I don’t know exactly how the original saying went, but the gist was that this Brick Kiln was sinister and claimed lives.
At first, no one paid it any mind.
Which village doesn’t have people die?
Birth, old age, sickness, and death-natural disasters and man-made accidents-those are just part of life. You couldn’t just pin everything on the Brick Kiln.
Besides, people had done the math; there were never eighteen deaths a year. It was nonsense.
…
The reason the adults were so taboo about the Brick Kiln was because when I was very young, a loud-mouthed auntie from our village went for a stroll in the fields on a midsummer afternoon and never came back.
The corn was growing tall and thick back then. It wasn’t until a day later that her body was found in the field.
The police were called, and a forensic doctor came from the town.
The auntie’s body was still there, but her head was gone.
It had been severed by something like a chainsaw.
The surrounding villages were thrown into a state of panic. The town took this homicide very seriously and established a special task force.
The police were efficient. Half a month later, they narrowed down the suspects.
They were from Zheng Village, which was some distance from our village.
A father and son who made a living cutting and hauling timber.
They drove a motorized vehicle and often went around the nearby villages shouting that they were looking to buy trees.
Right at the edge of the auntie’s field, there happened to be a few trees that were growing exceptionally well.
However, the price the father and son offered was too low, and the auntie refused to sell.

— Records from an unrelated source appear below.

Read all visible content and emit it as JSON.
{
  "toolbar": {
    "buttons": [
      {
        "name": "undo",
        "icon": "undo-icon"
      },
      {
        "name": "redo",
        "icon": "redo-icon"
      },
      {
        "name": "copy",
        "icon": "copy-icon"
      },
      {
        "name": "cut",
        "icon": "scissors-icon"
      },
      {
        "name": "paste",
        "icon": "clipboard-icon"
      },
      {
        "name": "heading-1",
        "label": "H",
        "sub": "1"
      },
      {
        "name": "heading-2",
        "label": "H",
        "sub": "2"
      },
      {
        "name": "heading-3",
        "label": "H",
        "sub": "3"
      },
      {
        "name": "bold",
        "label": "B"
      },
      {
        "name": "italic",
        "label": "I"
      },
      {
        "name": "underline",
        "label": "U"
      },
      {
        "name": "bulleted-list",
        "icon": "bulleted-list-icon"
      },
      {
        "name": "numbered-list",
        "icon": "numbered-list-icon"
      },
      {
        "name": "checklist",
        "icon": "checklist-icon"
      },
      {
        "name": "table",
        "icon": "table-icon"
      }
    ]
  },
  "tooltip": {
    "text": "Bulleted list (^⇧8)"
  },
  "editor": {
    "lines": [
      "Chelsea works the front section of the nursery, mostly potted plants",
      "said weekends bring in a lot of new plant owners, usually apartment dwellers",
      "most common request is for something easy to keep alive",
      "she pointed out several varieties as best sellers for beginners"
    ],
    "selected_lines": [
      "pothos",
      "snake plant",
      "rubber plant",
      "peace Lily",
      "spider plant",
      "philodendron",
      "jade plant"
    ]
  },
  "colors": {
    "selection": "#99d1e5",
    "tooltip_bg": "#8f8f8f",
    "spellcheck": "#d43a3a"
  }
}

After going home for a nap, the auntie was suddenly struck by a strange, nagging thought: what if those two took advantage of the empty fields to steal her trees?
So, she rushed back to the field to check.
As it turned out, she caught the father and son in the middle of actually stealing her trees.
Caught red-handed, the two felt humiliated and offered to pay for the tree.
But the auntie had a loud voice and a fierce temper. She was relentless, cursing them out until her insults became increasingly foul.
In a fit of impulse, the son was the first to lose his cool and struck her in the head with a stone.
Coming to her senses, the auntie clutched her head and screamed for help, trying to dive into the cornfield.
Deciding to finish what they started, the father, fearing discovery, chased her down with a chainsaw and cut her head clean off.
What did this murder have to do with the Brick Kiln?
The father and son confessed that they had discarded the head inside the kiln vents.
Consequently, the police cordoned off the Brick Kiln and even brought in police dogs.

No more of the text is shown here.